During the campaign, you must:

if the workspace was pre-initialized (see "Pre-initialized workspace detection"), never prompt the operator — assume headless operation and apply default guidance for every decision
keep query/current.sql as the next candidate to test
keep query/best.sql aligned with the best kept result
maintain the lane / hypothesis / review notes
update state.json after every experiment
reflect after every experiment
trigger lane review tactically
trigger campaign review strategically
preserve durable learning in autoresearch.md and autoresearch.jsonl
maintain out-of-scope-suggestions.md — the agent's persistent record of schema-level changes it suspects would help but cannot apply in the sandbox (materialized columns, skip indexes, projections, table-engine swaps). The orchestrator harvests this file as a deliverable, so each entry must include the change, evidence, expected impact, and which queries would benefit
classify every kept optimization as schema-level, query-generation, or query-specific
if narrowed: after every keep, run an escalation check against the original time range and log the result
if an escalation check succeeds, graduate to the full range (re-capture baseline, update correctness reference)
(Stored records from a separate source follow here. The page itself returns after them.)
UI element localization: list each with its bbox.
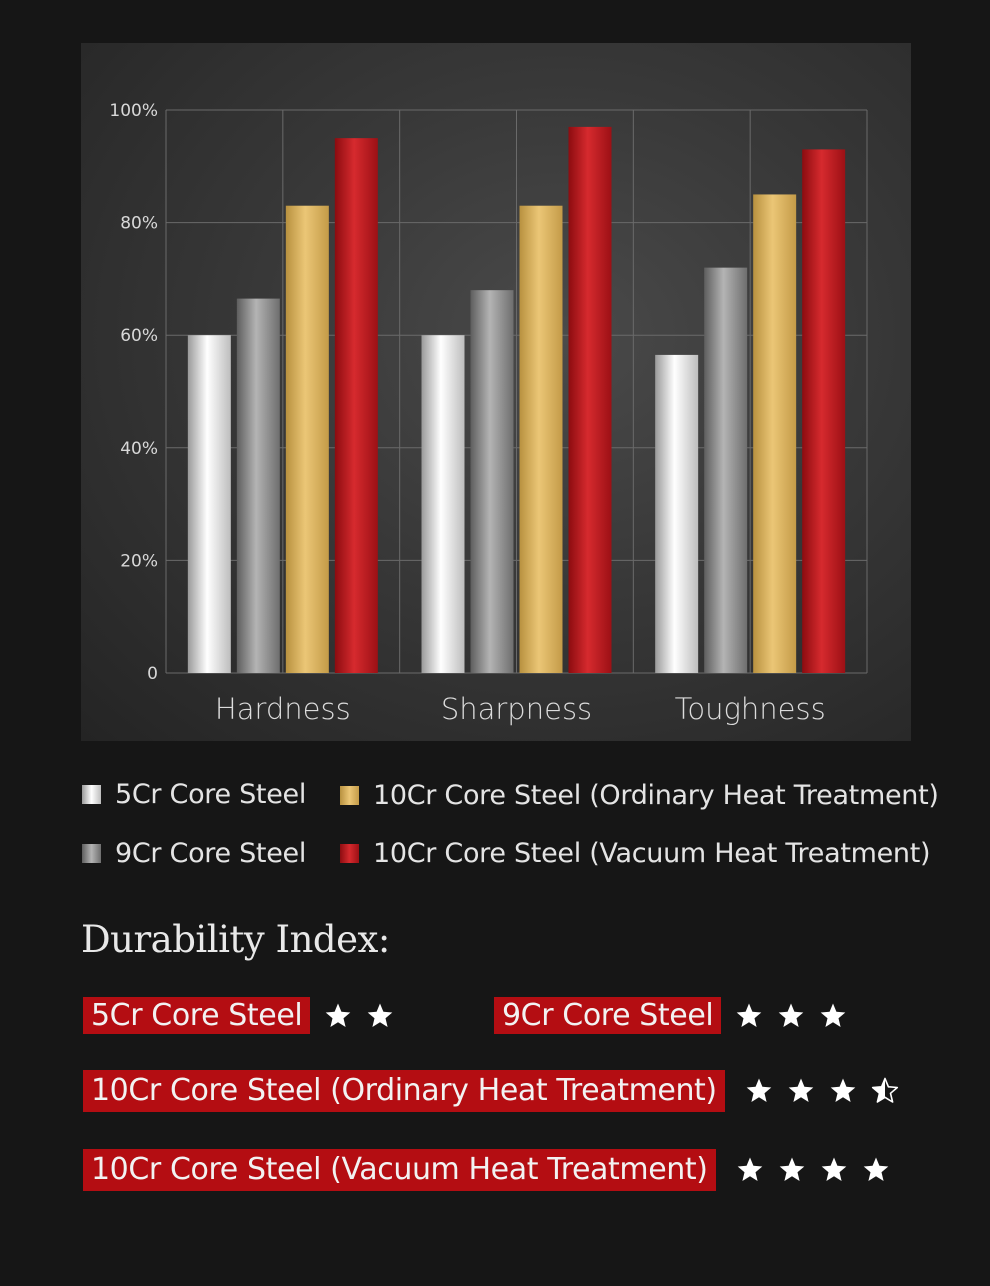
legend-label: 10Cr Core Steel (Vacuum Heat Treatment) [373, 837, 931, 869]
star-icon [821, 1003, 846, 1027]
bar-0-1 [421, 335, 465, 673]
legend-item-10cr-ordinary: 10Cr Core Steel (Ordinary Heat Treatment… [340, 775, 939, 815]
rating-label: 10Cr Core Steel (Vacuum Heat Treatment) [83, 1149, 716, 1191]
legend-item-5cr: 5Cr Core Steel [82, 774, 306, 814]
legend-label: 9Cr Core Steel [115, 837, 307, 869]
y-tick-label: 40% [120, 439, 158, 459]
star-icon [326, 1003, 351, 1027]
legend-swatch-10cr-ordinary [340, 785, 359, 805]
bar-3-1 [568, 126, 612, 673]
star-icon [779, 1003, 804, 1027]
legend-item-9cr: 9Cr Core Steel [82, 833, 306, 873]
legend-item-10cr-vacuum: 10Cr Core Steel (Vacuum Heat Treatment) [340, 833, 931, 873]
rating-row-5cr: 5Cr Core Steel [83, 997, 408, 1034]
bar-2-1 [519, 205, 563, 673]
star-rating [736, 1156, 904, 1184]
star-icon [737, 1003, 762, 1027]
legend-label: 5Cr Core Steel [115, 778, 307, 810]
y-tick-label: 20% [120, 551, 158, 571]
bar-3-0 [334, 138, 378, 673]
bar-2-0 [285, 205, 329, 673]
star-icon [863, 1157, 888, 1181]
legend-swatch-10cr-vacuum [340, 843, 359, 863]
star-icon [737, 1157, 762, 1181]
half-star-icon [871, 1077, 898, 1103]
star-icon [368, 1003, 393, 1027]
rating-label: 5Cr Core Steel [83, 997, 311, 1034]
legend-swatch-9cr [82, 843, 101, 863]
bar-3-2 [802, 149, 846, 673]
bar-1-1 [470, 290, 514, 673]
star-rating [735, 1002, 861, 1030]
star-icon [830, 1078, 856, 1102]
x-category-label: Hardness [215, 692, 351, 726]
x-category-label: Sharpness [441, 692, 592, 726]
rating-label: 10Cr Core Steel (Ordinary Heat Treatment… [83, 1070, 725, 1112]
bar-1-2 [704, 267, 748, 673]
bar-1-0 [236, 298, 280, 673]
bar-0-0 [187, 335, 231, 673]
star-icon [746, 1078, 772, 1102]
y-tick-label: 0 [147, 664, 158, 684]
star-icon [788, 1078, 814, 1102]
rating-row-10cr-ordinary: 10Cr Core Steel (Ordinary Heat Treatment… [83, 1070, 913, 1112]
star-rating [324, 1002, 408, 1030]
legend-swatch-5cr [82, 784, 101, 804]
bar-0-2 [655, 354, 699, 673]
rating-row-10cr-vacuum: 10Cr Core Steel (Vacuum Heat Treatment) [83, 1149, 904, 1191]
bar-2-2 [753, 194, 797, 673]
x-category-label: Toughness [675, 692, 826, 726]
rating-row-9cr: 9Cr Core Steel [494, 997, 861, 1034]
chart-panel: 0 20% 40% 60% 80% 100% Hardness Sharpness Toughn… [81, 43, 911, 741]
durability-title: Durability Index: [81, 918, 390, 961]
y-tick-label: 80% [120, 214, 158, 234]
star-icon [821, 1157, 846, 1181]
rating-label: 9Cr Core Steel [494, 997, 722, 1034]
star-icon [779, 1157, 804, 1181]
star-rating [745, 1077, 913, 1105]
bar-chart: 0 20% 40% 60% 80% 100% Hardness Sharpness Toughn… [109, 101, 868, 726]
legend-label: 10Cr Core Steel (Ordinary Heat Treatment… [373, 779, 939, 811]
y-tick-label: 100% [109, 101, 158, 121]
y-tick-label: 60% [120, 326, 158, 346]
What the scripts do vs what you do

The scripts do deterministic work:

create the workspace
invoke environment-specific commands from adapter.json
capture baseline artifacts
run candidate queries
compare candidate results to the saved baseline result set
emit METRIC ... lines

You do the reasoning:

choose the active lane
choose the hypothesis
decide whether to repair a wrong-but-fast candidate
decide when to integrate wins across lanes
decide when a lane is exhausted
decide when the campaign is exhausted

Reasoning rules

Review separation, integration, correctness, and closure are defined in orchestration.md (sibling of this file). Apply them as written.